Although few are thoroughly pessimistic, many are "realistic." They find the naivete of most white students amusing at best: "Liberals at Harvard tend to think in terms of good vs. bad. Every Negro at Harvard thinks in terms of power." And those who avoid such statements do so not because they disagree, but, generally, "because they think the whole thing is so futile."

Most of those who do not belong to AAAAS reportedly stay out for the same reason, and not because they disapprove. (Just as many spurn civil rights groups because they are "disillusioned," and not because they are satisfied with the rate of social change.)

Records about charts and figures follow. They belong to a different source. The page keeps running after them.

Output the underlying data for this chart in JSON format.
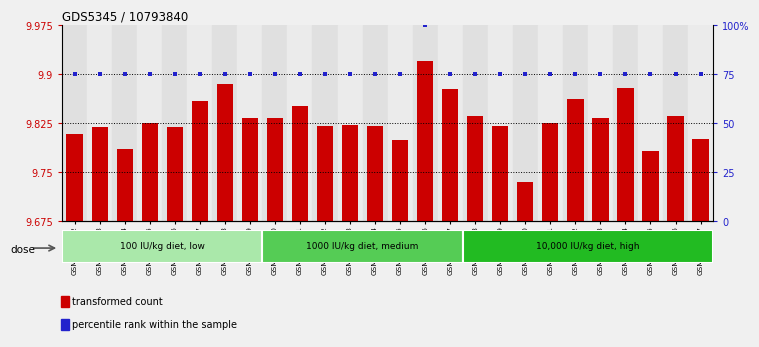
{
  "title": "GDS5345 / 10793840",
  "samples": [
    "GSM1502412",
    "GSM1502413",
    "GSM1502414",
    "GSM1502415",
    "GSM1502416",
    "GSM1502417",
    "GSM1502418",
    "GSM1502419",
    "GSM1502420",
    "GSM1502421",
    "GSM1502422",
    "GSM1502423",
    "GSM1502424",
    "GSM1502425",
    "GSM1502426",
    "GSM1502427",
    "GSM1502428",
    "GSM1502429",
    "GSM1502430",
    "GSM1502431",
    "GSM1502432",
    "GSM1502433",
    "GSM1502434",
    "GSM1502435",
    "GSM1502436",
    "GSM1502437"
  ],
  "bar_values": [
    9.808,
    9.818,
    9.785,
    9.825,
    9.818,
    9.858,
    9.885,
    9.832,
    9.833,
    9.85,
    9.82,
    9.822,
    9.82,
    9.798,
    9.92,
    9.877,
    9.835,
    9.82,
    9.735,
    9.824,
    9.862,
    9.832,
    9.878,
    9.782,
    9.836,
    9.8
  ],
  "percentile_values": [
    75,
    75,
    75,
    75,
    75,
    75,
    75,
    75,
    75,
    75,
    75,
    75,
    75,
    75,
    100,
    75,
    75,
    75,
    75,
    75,
    75,
    75,
    75,
    75,
    75,
    75
  ],
  "bar_color": "#cc0000",
  "percentile_color": "#2222cc",
  "ymin": 9.675,
  "ymax": 9.975,
  "y_right_tick_vals": [
    0,
    25,
    50,
    75,
    100
  ],
  "y_right_tick_labels": [
    "0",
    "25",
    "50",
    "75",
    "100%"
  ],
  "y_left_ticks": [
    9.675,
    9.75,
    9.825,
    9.9,
    9.975
  ],
  "dotted_lines": [
    9.9,
    9.825,
    9.75
  ],
  "groups": [
    {
      "label": "100 IU/kg diet, low",
      "start": 0,
      "end": 8,
      "color": "#aae8aa"
    },
    {
      "label": "1000 IU/kg diet, medium",
      "start": 8,
      "end": 16,
      "color": "#55cc55"
    },
    {
      "label": "10,000 IU/kg diet, high",
      "start": 16,
      "end": 26,
      "color": "#22bb22"
    }
  ],
  "legend_items": [
    {
      "label": "transformed count",
      "color": "#cc0000"
    },
    {
      "label": "percentile rank within the sample",
      "color": "#2222cc"
    }
  ],
  "dose_label": "dose",
  "fig_bg_color": "#f0f0f0",
  "plot_bg_color": "#ffffff",
  "col_bg_even": "#e0e0e0",
  "col_bg_odd": "#ebebeb"
}
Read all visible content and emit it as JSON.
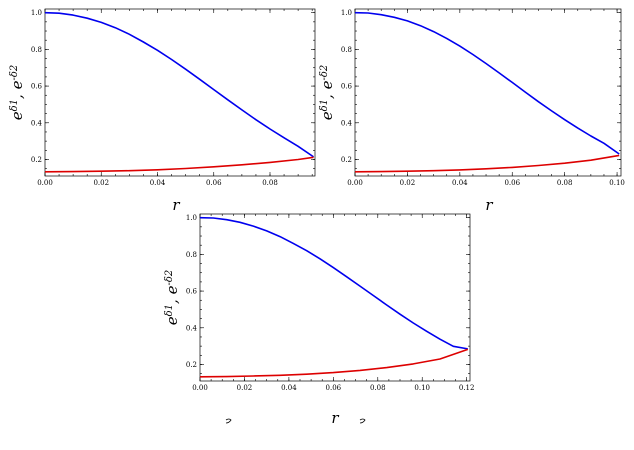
{
  "chart_data": [
    {
      "type": "line",
      "xlabel": "r",
      "ylabel": "e^{δ1}, e^{-δ2}",
      "xlim": [
        0,
        0.096
      ],
      "ylim": [
        0.11,
        1.02
      ],
      "xticks": [
        "0.00",
        "0.02",
        "0.04",
        "0.06",
        "0.08"
      ],
      "xtick_values": [
        0,
        0.02,
        0.04,
        0.06,
        0.08
      ],
      "yticks": [
        "0.2",
        "0.4",
        "0.6",
        "0.8",
        "1.0"
      ],
      "ytick_values": [
        0.2,
        0.4,
        0.6,
        0.8,
        1.0
      ],
      "series": [
        {
          "color": "#0000ee",
          "x": [
            0,
            0.005,
            0.01,
            0.015,
            0.02,
            0.025,
            0.03,
            0.035,
            0.04,
            0.045,
            0.05,
            0.055,
            0.06,
            0.065,
            0.07,
            0.075,
            0.08,
            0.085,
            0.09,
            0.0955
          ],
          "y": [
            1.0,
            0.997,
            0.987,
            0.97,
            0.947,
            0.918,
            0.882,
            0.84,
            0.795,
            0.745,
            0.692,
            0.637,
            0.581,
            0.525,
            0.47,
            0.417,
            0.366,
            0.318,
            0.272,
            0.214
          ]
        },
        {
          "color": "#dd0000",
          "x": [
            0,
            0.01,
            0.02,
            0.03,
            0.04,
            0.05,
            0.06,
            0.07,
            0.08,
            0.09,
            0.0955
          ],
          "y": [
            0.133,
            0.134,
            0.136,
            0.139,
            0.144,
            0.151,
            0.16,
            0.171,
            0.184,
            0.2,
            0.212
          ]
        }
      ]
    },
    {
      "type": "line",
      "xlabel": "r",
      "ylabel": "e^{δ1}, e^{-δ2}",
      "xlim": [
        0,
        0.1015
      ],
      "ylim": [
        0.11,
        1.02
      ],
      "xticks": [
        "0.00",
        "0.02",
        "0.04",
        "0.06",
        "0.08",
        "0.10"
      ],
      "xtick_values": [
        0,
        0.02,
        0.04,
        0.06,
        0.08,
        0.1
      ],
      "yticks": [
        "0.2",
        "0.4",
        "0.6",
        "0.8",
        "1.0"
      ],
      "ytick_values": [
        0.2,
        0.4,
        0.6,
        0.8,
        1.0
      ],
      "series": [
        {
          "color": "#0000ee",
          "x": [
            0,
            0.005,
            0.01,
            0.015,
            0.02,
            0.025,
            0.03,
            0.035,
            0.04,
            0.045,
            0.05,
            0.055,
            0.06,
            0.065,
            0.07,
            0.075,
            0.08,
            0.085,
            0.09,
            0.095,
            0.1008
          ],
          "y": [
            1.0,
            0.998,
            0.989,
            0.975,
            0.955,
            0.929,
            0.897,
            0.86,
            0.818,
            0.772,
            0.723,
            0.672,
            0.62,
            0.567,
            0.515,
            0.465,
            0.417,
            0.371,
            0.328,
            0.288,
            0.23
          ]
        },
        {
          "color": "#dd0000",
          "x": [
            0,
            0.01,
            0.02,
            0.03,
            0.04,
            0.05,
            0.06,
            0.07,
            0.08,
            0.09,
            0.1008
          ],
          "y": [
            0.133,
            0.134,
            0.136,
            0.139,
            0.143,
            0.149,
            0.157,
            0.167,
            0.18,
            0.196,
            0.222
          ]
        }
      ]
    },
    {
      "type": "line",
      "xlabel": "r",
      "ylabel": "e^{δ1}, e^{-δ2}",
      "xlim": [
        0,
        0.1215
      ],
      "ylim": [
        0.11,
        1.02
      ],
      "xticks": [
        "0.00",
        "0.02",
        "0.04",
        "0.06",
        "0.08",
        "0.10",
        "0.12"
      ],
      "xtick_values": [
        0,
        0.02,
        0.04,
        0.06,
        0.08,
        0.1,
        0.12
      ],
      "yticks": [
        "0.2",
        "0.4",
        "0.6",
        "0.8",
        "1.0"
      ],
      "ytick_values": [
        0.2,
        0.4,
        0.6,
        0.8,
        1.0
      ],
      "series": [
        {
          "color": "#0000ee",
          "x": [
            0,
            0.006,
            0.012,
            0.018,
            0.024,
            0.03,
            0.036,
            0.042,
            0.048,
            0.054,
            0.06,
            0.066,
            0.072,
            0.078,
            0.084,
            0.09,
            0.096,
            0.102,
            0.108,
            0.114,
            0.1205
          ],
          "y": [
            1.0,
            0.998,
            0.989,
            0.975,
            0.954,
            0.928,
            0.897,
            0.86,
            0.82,
            0.776,
            0.728,
            0.678,
            0.627,
            0.576,
            0.524,
            0.474,
            0.426,
            0.381,
            0.338,
            0.299,
            0.285
          ]
        },
        {
          "color": "#dd0000",
          "x": [
            0,
            0.012,
            0.024,
            0.036,
            0.048,
            0.06,
            0.072,
            0.084,
            0.096,
            0.108,
            0.1205
          ],
          "y": [
            0.133,
            0.134,
            0.137,
            0.141,
            0.147,
            0.156,
            0.168,
            0.183,
            0.203,
            0.23,
            0.282
          ]
        }
      ]
    }
  ]
}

Even the most ardent black nationalists at Harvard deny that they are racists. As one active member of AAAAS put it, "I will stand on the firing line with anyone who will stand on the firing line with me." But again, few believe that any white person really will stand on the firing line. And if he will, they distrust his motives. Whites, they say, are attracted to the civil rights movement because they feel guilty, and will leave when that sense of guilt is alleviated.

This distrust of white motives is behind statements like that of the Negro at the House seminar. What he was saying, in part, was that whites have no real stake in the movement, and so will not go beyond the "obviously moral" methods of non-violent protest. But there was more to his statement. There was also a deep-seated suspicion of paternalism on the part of many white volunteers.

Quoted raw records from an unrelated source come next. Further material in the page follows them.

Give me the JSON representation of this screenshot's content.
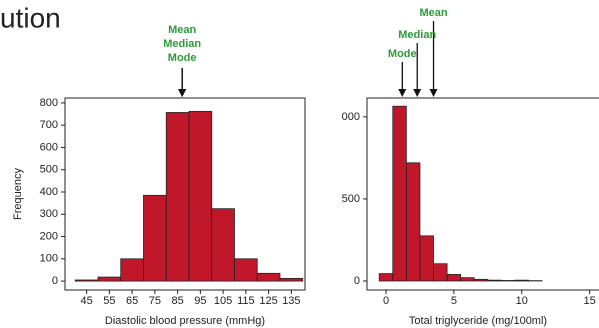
{
  "title": "ution",
  "chart_data": [
    {
      "type": "histogram",
      "bins": [
        40,
        50,
        60,
        70,
        80,
        90,
        100,
        110,
        120,
        130,
        140
      ],
      "values": [
        5,
        18,
        100,
        385,
        757,
        762,
        325,
        100,
        35,
        12
      ],
      "color": "#c0182a",
      "xlabel": "Diastolic blood pressure (mmHg)",
      "ylabel": "Frequency",
      "xlim": [
        35.5,
        141
      ],
      "ylim": [
        -40,
        822
      ],
      "xticks": [
        45,
        55,
        65,
        75,
        85,
        95,
        105,
        115,
        125,
        135
      ],
      "yticks": [
        0,
        100,
        200,
        300,
        400,
        500,
        600,
        700,
        800
      ],
      "annotations": [
        {
          "text": "Mean",
          "x": 87
        },
        {
          "text": "Median",
          "x": 87
        },
        {
          "text": "Mode",
          "x": 87
        }
      ]
    },
    {
      "type": "histogram",
      "bins": [
        -0.5,
        0.5,
        1.5,
        2.5,
        3.5,
        4.5,
        5.5,
        6.5,
        7.5,
        8.5,
        9.5,
        10.5,
        11.5
      ],
      "values": [
        45,
        1065,
        720,
        275,
        105,
        40,
        20,
        10,
        5,
        3,
        5,
        2
      ],
      "color": "#c0182a",
      "xlabel": "Total triglyceride (mg/100ml)",
      "xlim": [
        -1.4,
        16.5
      ],
      "ylim": [
        -55,
        1115
      ],
      "xticks": [
        0,
        5,
        10,
        15
      ],
      "yticks": [
        0,
        500,
        {
          "value": 1000,
          "label": "000"
        }
      ],
      "annotations": [
        {
          "text": "Mean",
          "x": 3.5
        },
        {
          "text": "Median",
          "x": 2.3
        },
        {
          "text": "Mode",
          "x": 1.2
        }
      ]
    }
  ]
}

At another time this particular student described what he called the "white liberal syndrome." Many white liberals, he said, tend to suggest academic solutions to complex problems, and so make the Negroes they are working with, who feel the problems more acutely, feel inferior. They also have a tendency, he said, to see Negroes not as people, but as problems. And he suggested that some enter the movement because "they cannot come to grips with white society. They go where their color makes them naturally superior."

Emotional Basis

The desire to be left alone with one's problems is the reason for the AAAAS membership clause. Originally the Association wanted to specify that only blacks would be admitted, but the University refused to officially recognize the group on those terms. The by-invitation-only clause that was eventually substituted allows the Association to discriminate against whites just as do the final clubs against Negroes.

White students have occasionally indicated interest in attending AAAAS meetings. A standard response is that the personal and particular difficulties of Negroes are under discussion and that whites would be in the way. To most members this seems a reasonable answer--and perhaps it is. But it does reveal the emotional basis of black nationalism at Harvard. The AAAAS was formed, whether or not rightly so, for more than intellectual reasons. One member explained it by quoting James Badwin: "I'm not just interested. I'm hung up."

Like the white undergraduates who argue on the basis of their own feelings, Harvard Negroes have embraced nationalism not because they think it is necessarily right, not because they think it is good policy, but because it is emotionally satisfying. "When Malcolm X cusses out white people you feel relieved. You can identify with him."